Certo, i lavoratori, la classe operaia, sono in grave difficoltà, se non altro per la crisi spaventosa che è in atto e per quella, ancora più paurosa, che si annuncia.
Ma possiedono un’arma, temuta, importante: la loro rabbia, la loro voglia di battersi, la loro capacità di mobilitarsi. Cioè la loro lotta di classe, quella che ha costretto a marzo i capitalisti ed il governo a chiudere le fabbriche, cosa che mai e poi mai avrebbero voluto fare.

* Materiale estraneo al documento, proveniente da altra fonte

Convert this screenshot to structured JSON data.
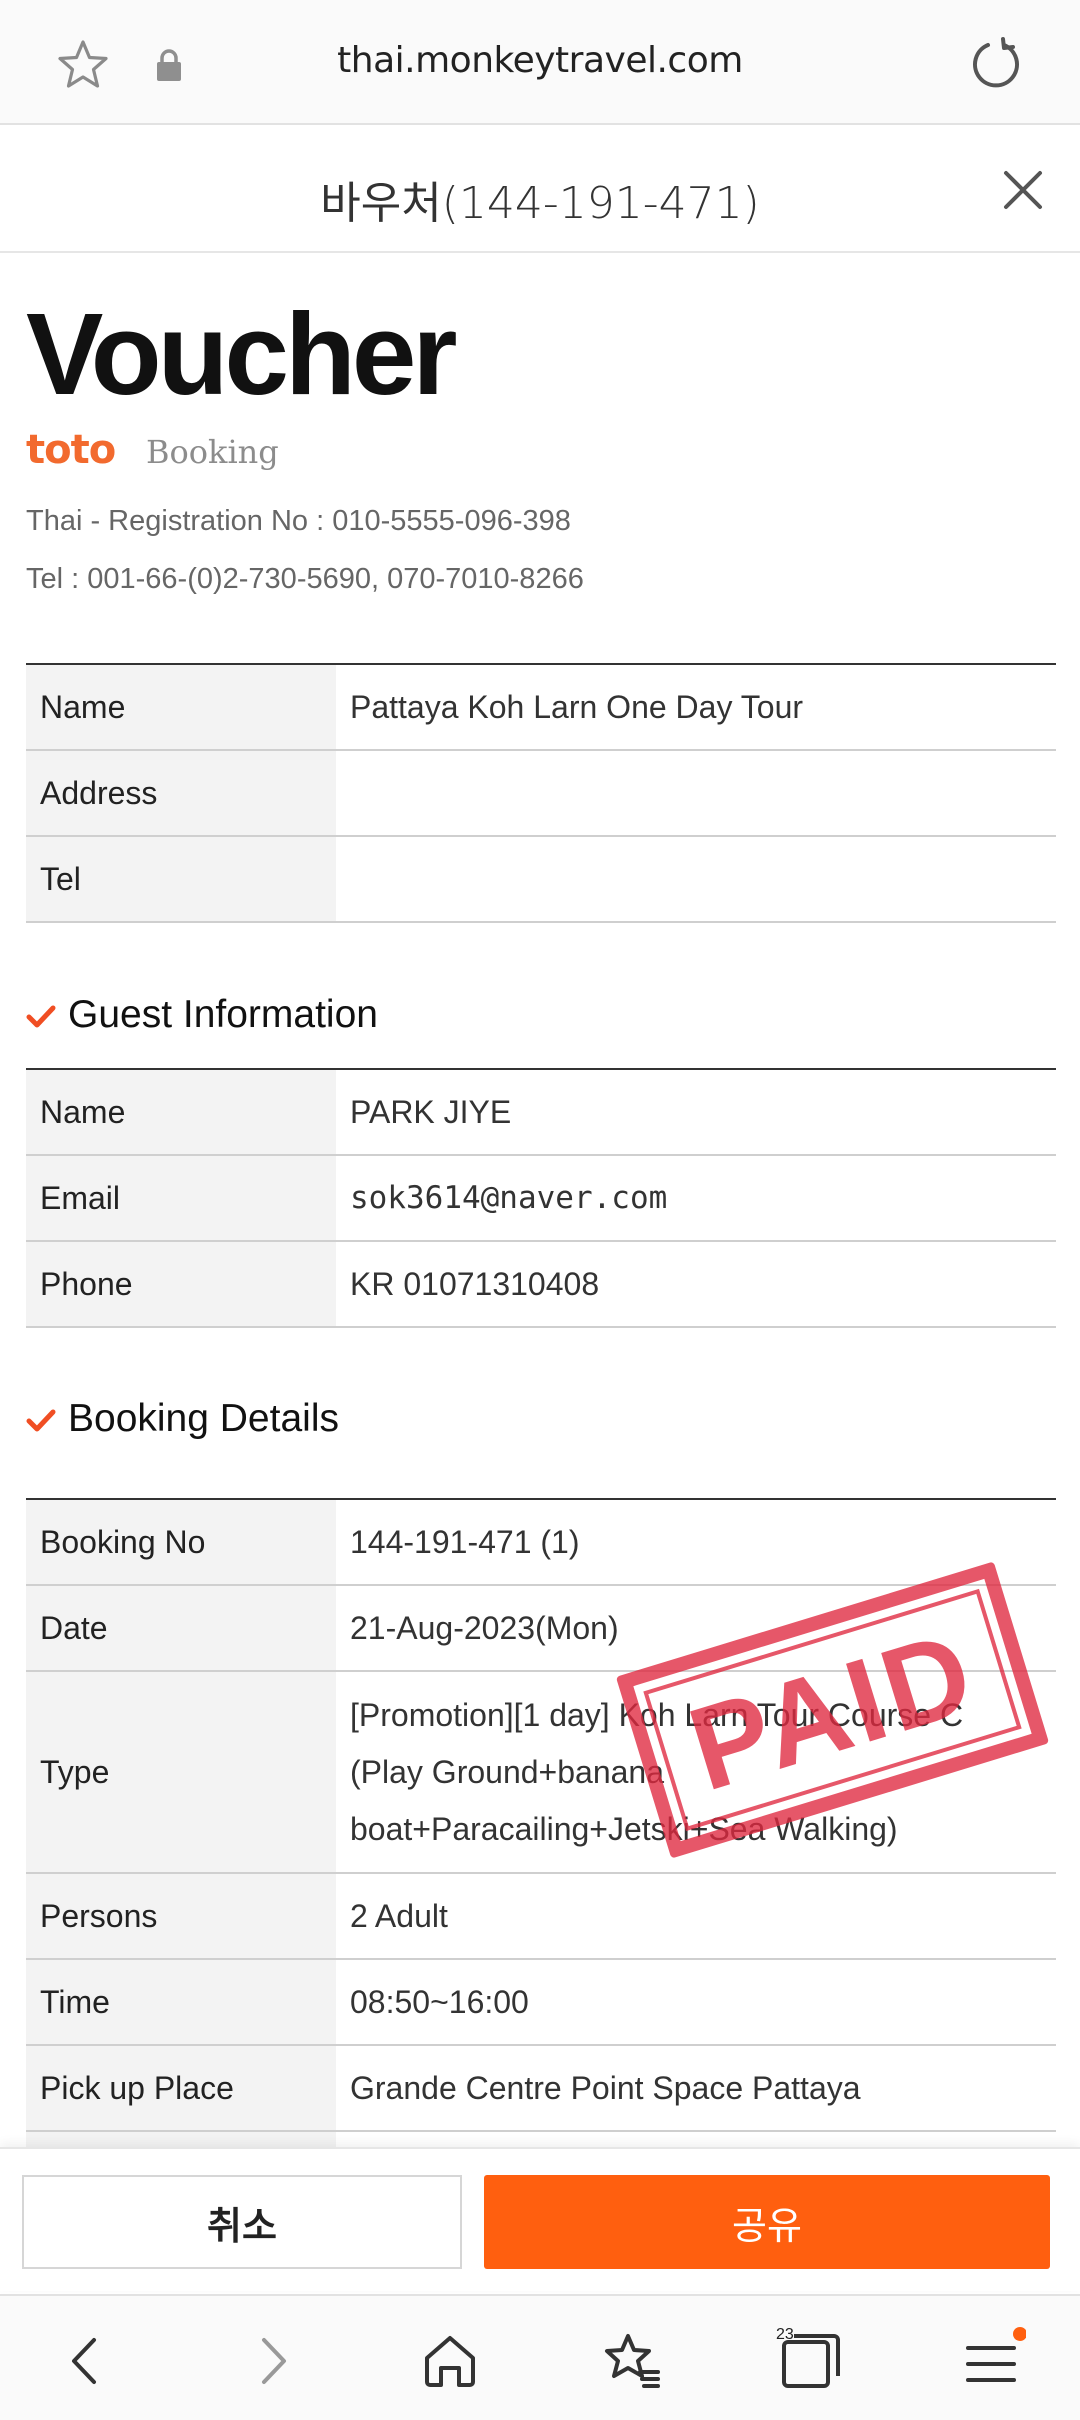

Tuttavia, per essere efficace, quest’arma non deve essere spuntata, annacquata, abbassata. É necessario cioè che le organizzazioni dei lavoratori, in primis i sindacati, si mobilitino non per vaghe parole come “investimenti”, “scelte”, “lavoro” o, peggio, “fare sistema” con i capitalisti, ma con rivendicazioni precise: suddivisione del lavoro esistente tra tutta la popolazione; stipendi interi per tutti secondo i contratti nazionali; espropriazione delle fabbriche che chiudono o licenziano; restituzione dei miliardi tagliati alla sanità; concessione di tutti gli organici di insegnanti e personale necessari a far ripartire la scuola in sicurezza; aumenti salariali per tutti.
E’ da questo punto di vista che la discussione sulle posizioni di Landini che rilanciamo all’interno assume tutta la sua importanza e urgenza. Non si tratta di una discussione teorica, interna al sindacato. Si tratta di una scelta concreta, le cui conseguenze ricadono su milioni e milioni di lavoratori e cittadini: il sindacato come strumento per ottenere rivendicazioni precise e salvare la stragrande maggioranza o il sindacato per discutere su parole vuote che, infine, coprono il “venghino signori, verghino”?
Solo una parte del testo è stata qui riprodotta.